E’
curioso come il 2019 abbia visto alcuni artisti, tra i più seguiti
della scena country, cimentarsi in dischi ben lontani dalla propria
comfort zone. Mi viene in mente Sturgill Simpson, con il suo Sound & Fury, disco di pop rock curioso, inaspettato e, comunque centrato, o il mainstream di plastica di The Owl,
della Zac Brown Band, che, absit iniuria verbis, è forse il peggior
disco ascoltato quest’anno. Ora, ci prova anche una stella di prima
grandezza come Miranda Lambert che, giunta al suo settimo album in
studio, rilascia questo Wild Card (titolo azzeccatissimo), una raccolta di canzoni con cui la songwriter texana si cimenta con generi di solito poco frequentati.
Un
disco clamorosamente mainstream e clamorosamente radiofonico, in cui la
plurivincitrice di Grammy Awards esce dallo steccato dell’americana,
per cimentarsi in uno zibaldone musicale in cui confluiscono pop
(molto), rock, blues, soul, country, declinati con una maestria concessa
solo ai grandi. C’è tutto e il contrario di tutto in Wild Card,
e forse solo chi, come la Lambert, vive nell’Olimpo degli artisti più
amati dagli americani, poteva permettersi un tale azzardo. D’altra
parte, la fama e il successo sono spesso il grimaldello necessario per
aprire la porta della libertà artistica, ma da sole, ovviamente, non
bastano. Servono ispirazione, serve fantasia, serve soprattutto la
capacità di scrivere, comunque, grandi canzoni, e la Lambert, in tal
senso, è una sicurezza.
Ciò
premesso, è inevitabile fare una premessa: questo è un disco che farà
storcere il naso ai puristi del suono americano, perché Wild Card,
pur mantenendo alcuni episodi e una strumentazione prevalentemente
roots, è soprattutto un album aperto alla contaminazione, in cui si
respira libertà creativa in ogni singola traccia. Se è vero che le
quattordici canzoni in scaletta possiedono un mood smaccatamente
radiofonico, è altrettanto vero che la Lambert evita di prostrarsi alle
mode del momento, e cerca semmai strade alternative, riesumando anche
suoni clamorosamente retrò.
Alla
consolle, in tal senso, ha fatto un lavoro clamoroso il tanto
vituperato Jay Joyce (Eric Church, Patty Griffin, Emmylou Harris), che
ha arricchito ogni canzone di idee e spunti inaspettati, modellando
suoni che, spesso, sono lontanissimi da ciò che conoscevamo di Miranda.

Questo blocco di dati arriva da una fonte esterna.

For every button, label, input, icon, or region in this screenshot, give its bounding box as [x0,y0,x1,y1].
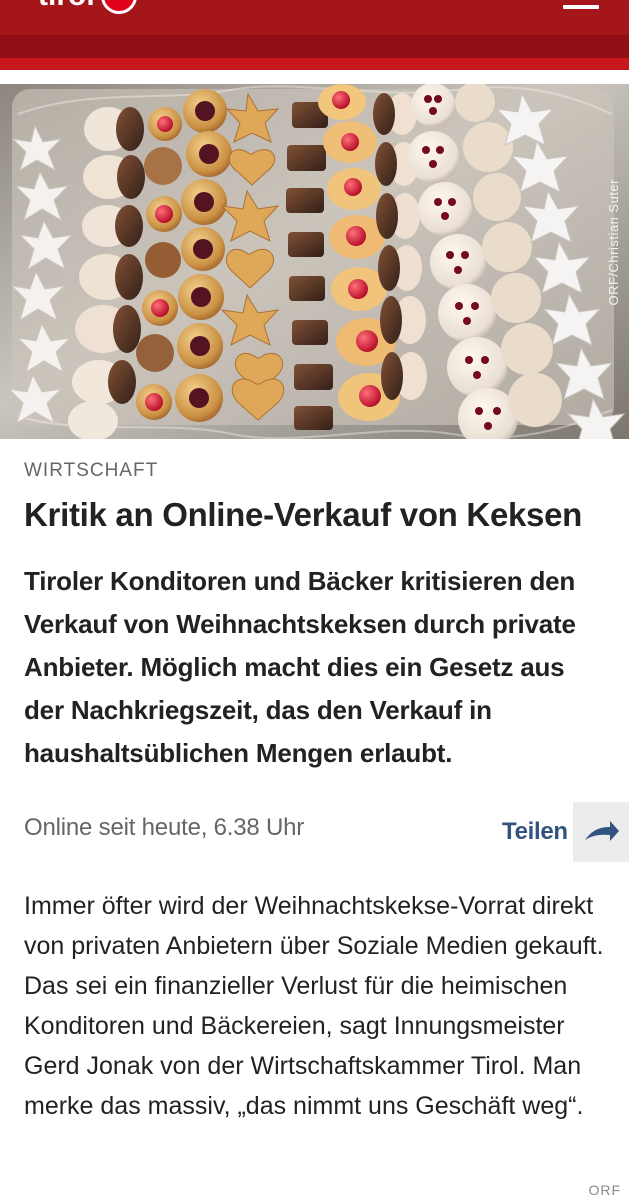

Il disco si apre con White Trash,
che è un blues imbastardito con l’elettronica: pimpante, volutamente
easy e accattivante e, per certi versi, tutto il contrario da quello che
ti aspetteresti da un brano blues. Poi, ascolti quei suoni,
l’alternanza tra pieni e vuoti, l’utilizzo della resofonica e l’assolo
di chitarra a metà brano e capisci che questa canzone è tutt’altro che
banale. Quando parte poi la successiva Mess With My Head puoi
davvero immaginare le urla di disappunto di tutti gli ortodossi
americanisti che puntano il dito accusando la Lambert di apostasia.

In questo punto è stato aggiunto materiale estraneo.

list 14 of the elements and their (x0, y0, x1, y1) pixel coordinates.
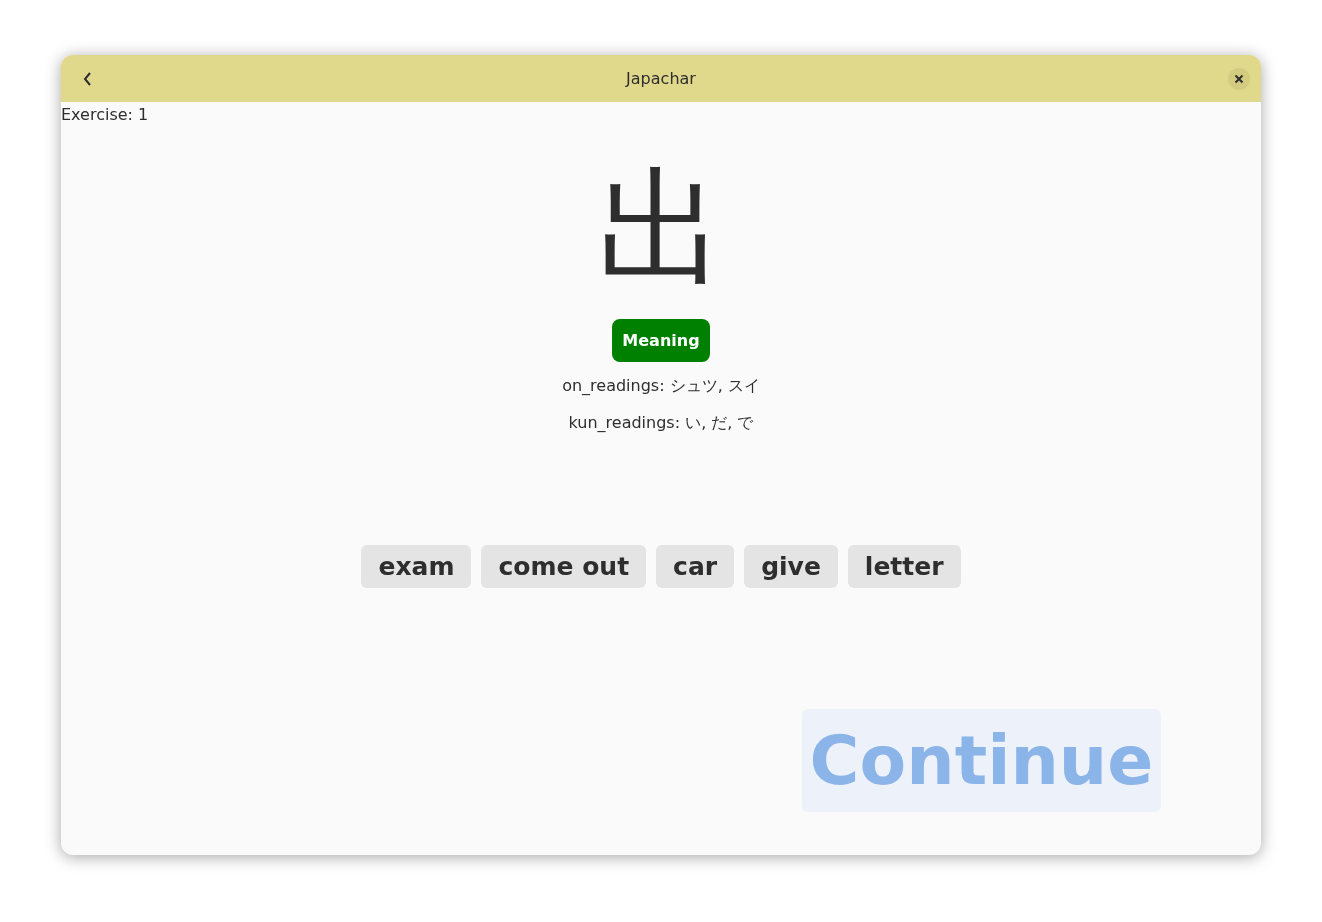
kun-readings-text: kun_readings: い, だ, で (568, 412, 754, 434)
meaning-button[interactable]: Meaning (612, 319, 710, 362)
back-icon (82, 70, 94, 87)
answer-option[interactable]: letter (847, 545, 961, 588)
answer-option[interactable]: come out (481, 545, 647, 588)
answer-option[interactable]: exam (361, 545, 472, 588)
kanji-character: 出 (597, 158, 725, 298)
close-icon (1234, 73, 1244, 84)
exercise-label: Exercise: 1 (61, 104, 149, 126)
answer-option[interactable]: car (656, 545, 735, 588)
on-readings-text: on_readings: シュツ, スイ (562, 375, 760, 397)
window-title: Japachar (626, 67, 696, 90)
close-button[interactable] (1228, 67, 1250, 90)
answer-option[interactable]: give (744, 545, 838, 588)
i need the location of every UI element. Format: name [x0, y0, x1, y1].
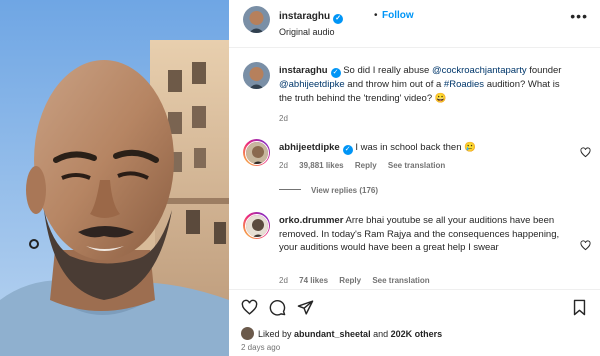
liked-by-prefix: Liked by [258, 329, 292, 339]
view-replies-label: View replies (176) [311, 186, 378, 195]
post-header: instaraghu ✓ • Follow Original audio ••• [229, 0, 600, 48]
liker-username[interactable]: abundant_sheetal [294, 329, 371, 339]
reply-button[interactable]: Reply [355, 161, 377, 170]
reel-video-frame [0, 0, 229, 356]
comment-text: abhijeetdipke ✓ I was in school back then… [279, 141, 574, 155]
commenter-avatar[interactable] [243, 139, 270, 166]
caption-meta: 2d [279, 114, 297, 123]
commenter-avatar[interactable] [243, 212, 270, 239]
comment-time: 2d [279, 276, 288, 285]
mention-link[interactable]: @cockroachjantaparty [432, 65, 527, 76]
comment-time: 2d [279, 161, 288, 170]
author-username-text: instaraghu [279, 11, 331, 22]
caption-text-part: So did I really abuse [343, 65, 430, 76]
heart-icon[interactable] [580, 147, 591, 158]
heart-icon[interactable] [241, 299, 258, 316]
follow-button[interactable]: Follow [382, 10, 414, 21]
post-panel: instaraghu ✓ • Follow Original audio ••• … [229, 0, 600, 356]
liker-avatar[interactable] [241, 327, 254, 340]
more-icon[interactable]: ••• [570, 9, 588, 23]
liked-by-and: and [373, 329, 389, 339]
replies-divider [279, 189, 301, 190]
caption-username[interactable]: instaraghu [279, 65, 328, 76]
comment-text: orko.drummer Arre bhai youtube se all yo… [279, 214, 574, 255]
action-bar: Liked by abundant_sheetal and 202K other… [229, 289, 600, 355]
original-audio-link[interactable]: Original audio [279, 27, 335, 37]
comment-likes[interactable]: 74 likes [299, 276, 328, 285]
see-translation-button[interactable]: See translation [388, 161, 445, 170]
see-translation-button[interactable]: See translation [372, 276, 429, 285]
author-avatar[interactable] [243, 6, 270, 33]
author-username[interactable]: instaraghu ✓ [279, 11, 344, 24]
liked-by: Liked by abundant_sheetal and 202K other… [241, 327, 442, 340]
view-replies-button[interactable]: View replies (176) [279, 186, 378, 195]
save-icon[interactable] [571, 299, 588, 316]
post-date[interactable]: 2 days ago [241, 343, 280, 352]
comment-username[interactable]: abhijeetdipke [279, 142, 340, 153]
comment-icon[interactable] [269, 299, 286, 316]
caption-text-part: and throw him out of a [347, 79, 442, 90]
caption-text-part: founder [529, 65, 562, 76]
header-separator: • [374, 10, 378, 21]
comment-likes[interactable]: 39,881 likes [299, 161, 343, 170]
caption-avatar[interactable] [243, 62, 270, 89]
comment-meta: 2d 74 likes Reply See translation [279, 276, 439, 285]
heart-icon[interactable] [580, 240, 591, 251]
share-icon[interactable] [297, 299, 314, 316]
likes-count[interactable]: 202K others [391, 329, 443, 339]
caption-text: instaraghu ✓ So did I really abuse @cockr… [279, 64, 574, 105]
comment-message: I was in school back then 🥲 [355, 142, 476, 153]
hashtag-link[interactable]: #Roadies [444, 79, 484, 90]
reel-video[interactable] [0, 0, 229, 356]
verified-icon: ✓ [342, 145, 353, 155]
verified-icon: ✓ [333, 14, 344, 24]
comment-meta: 2d 39,881 likes Reply See translation [279, 161, 454, 170]
reply-button[interactable]: Reply [339, 276, 361, 285]
comment-username[interactable]: orko.drummer [279, 215, 343, 226]
verified-icon: ✓ [330, 68, 341, 78]
caption-time: 2d [279, 114, 288, 123]
mention-link[interactable]: @abhijeetdipke [279, 79, 345, 90]
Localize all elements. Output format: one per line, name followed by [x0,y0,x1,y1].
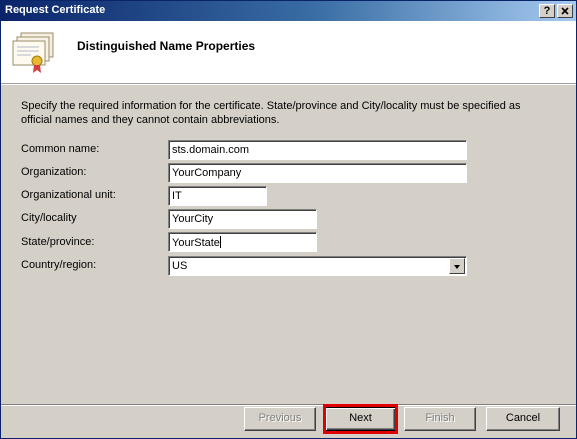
divider [1,84,576,85]
state-label: State/province: [21,236,95,248]
window-title: Request Certificate [5,4,106,16]
finish-button[interactable]: Finish [404,407,476,431]
next-button[interactable]: Next [325,407,396,431]
title-bar[interactable]: Request Certificate ? [1,1,576,21]
header-panel: Distinguished Name Properties [1,21,576,84]
organization-label: Organization: [21,166,87,178]
page-title: Distinguished Name Properties [77,39,256,53]
help-button[interactable]: ? [539,4,555,18]
certificate-icon [12,32,54,73]
request-certificate-dialog: Request Certificate ? Distinguished Name… [0,0,577,439]
cancel-button[interactable]: Cancel [486,407,560,431]
country-select[interactable]: US [168,256,467,276]
instructions-text: Specify the required information for the… [21,100,521,126]
state-value: YourState [172,237,220,249]
text-cursor [219,236,221,248]
city-field[interactable]: YourCity [168,209,317,229]
country-value: US [172,260,188,272]
close-button[interactable] [557,4,573,18]
dropdown-button[interactable] [449,258,465,274]
common-name-field[interactable]: sts.domain.com [168,140,467,160]
organizational-unit-field[interactable]: IT [168,186,267,206]
previous-button[interactable]: Previous [244,407,316,431]
chevron-down-icon [454,265,460,269]
close-icon [561,7,569,15]
organization-field[interactable]: YourCompany [168,163,467,183]
footer-divider-highlight [1,405,576,406]
organizational-unit-label: Organizational unit: [21,189,116,201]
country-label: Country/region: [21,259,97,271]
state-field[interactable]: YourState [168,232,317,252]
common-name-label: Common name: [21,143,100,155]
city-label: City/locality [21,212,77,224]
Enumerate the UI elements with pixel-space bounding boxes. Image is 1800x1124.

Eppure, questa canzone così deliberatamente leggera e pop, dice
apertamente che Miranda non guarda in faccia a nessuno e ha coraggio da
vendere. E ci vuole fegato per sfornare un pezzo che avrebbe potuto
scrivere Katy Perry dieci anni fa e ammantarlo, poi, di sonorità ’80,
con molto più gusto, peraltro, di chiunque altro, e sono tanti, oggi
provi a fare le stesse cose. E diciamocelo, senza fare quelli che se la
tirano: il ritornello è perfetto, lo canticchi dopo un solo ascolto, e
la struttura del brano, apparentemente insipida, è invece lontanissima
da schemi preconfezionati (ascoltate l’assolo di chitarra e il
successivo raccordo con la strofa e ditemi dove l’avete già ascoltato
prima).
C’è
da perderci la testa in questo disco, in cui il mood continua a
cambiare, i generi si susseguono uno all’altro senza soluzione di
continuità, legati solo dal fil rouge dell’inventiva. In questo flipper
stilistico ed emozionale, si passa dal blues gospel di Holy Water (i suoni delle chitarre sono da urlo), al divertissement adolescenziale di Way Too Pretty For Prison, alla sfuriata punk blues di Locomotive, alla pop wave anni ’80 di Track Record.

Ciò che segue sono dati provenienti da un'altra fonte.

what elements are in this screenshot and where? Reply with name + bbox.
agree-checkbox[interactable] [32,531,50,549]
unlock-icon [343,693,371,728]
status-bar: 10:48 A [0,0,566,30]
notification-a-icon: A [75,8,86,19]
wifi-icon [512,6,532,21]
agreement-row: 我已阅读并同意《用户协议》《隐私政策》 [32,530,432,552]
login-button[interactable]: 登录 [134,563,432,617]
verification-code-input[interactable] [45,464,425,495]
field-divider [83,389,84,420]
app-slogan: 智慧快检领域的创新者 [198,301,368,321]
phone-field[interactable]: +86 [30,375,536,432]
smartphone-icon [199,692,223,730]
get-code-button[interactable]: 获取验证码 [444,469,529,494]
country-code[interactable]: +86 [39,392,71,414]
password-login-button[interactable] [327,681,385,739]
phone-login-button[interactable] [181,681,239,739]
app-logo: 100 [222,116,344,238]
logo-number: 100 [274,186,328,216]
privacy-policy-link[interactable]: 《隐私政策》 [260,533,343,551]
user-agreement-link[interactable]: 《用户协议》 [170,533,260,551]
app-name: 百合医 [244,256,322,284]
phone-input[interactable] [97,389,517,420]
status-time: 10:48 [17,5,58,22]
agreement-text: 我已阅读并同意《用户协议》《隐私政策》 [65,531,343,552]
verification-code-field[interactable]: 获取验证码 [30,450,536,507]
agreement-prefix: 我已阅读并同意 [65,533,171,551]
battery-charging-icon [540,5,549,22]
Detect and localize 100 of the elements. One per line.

Poi ci sono anche lente passeggiate nei territori che Miranda conosce meglio: il mid tempo malinconico di Fire Escape (il ritornello manda KO per quanto è bello), gli struggimenti d’amore e la melodia cristallina di How Dare You Love, con quel suono che arriva da un disco di cantautorato anni ’70 (lo stesso suono che troverete nella filastrocca Pretty Bitchin’), il country sbilenco di Tequila Does (elegante e inconsueto come una bella donna un po’ alticcia) o il distillato di nostalgia della conclusiva Dark Bars.
C’è la concreta possibilità che Wild Card
venga bastonato a sangue dalla stampa nostrana: troppo poco roots,
troppo pop, troppo lontano da ciò che conosciamo della Lambert. Eppure,
se si ascolta il disco senza preconcetti, aperti alla possibilità che un
artista possa cambiare, cercare nuove strade, evolversi, se si accetta
che il pop non sia necessariamente una iattura, ma una forma espressiva
con un nobile pedigree, e che essere mainstream, con intelligenza e
gusto, è la cosa più difficile da realizzare, quando si scrivono
canzoni, questo nuovo capitolo della discografia della Lambert suonerà
esattamente per quel che è: un gran disco. E da appassionato di musica
americana e da fan della prima ora, mi permetto di aggiungere che è il
suo migliore di sempre, Pistol Annies comprese.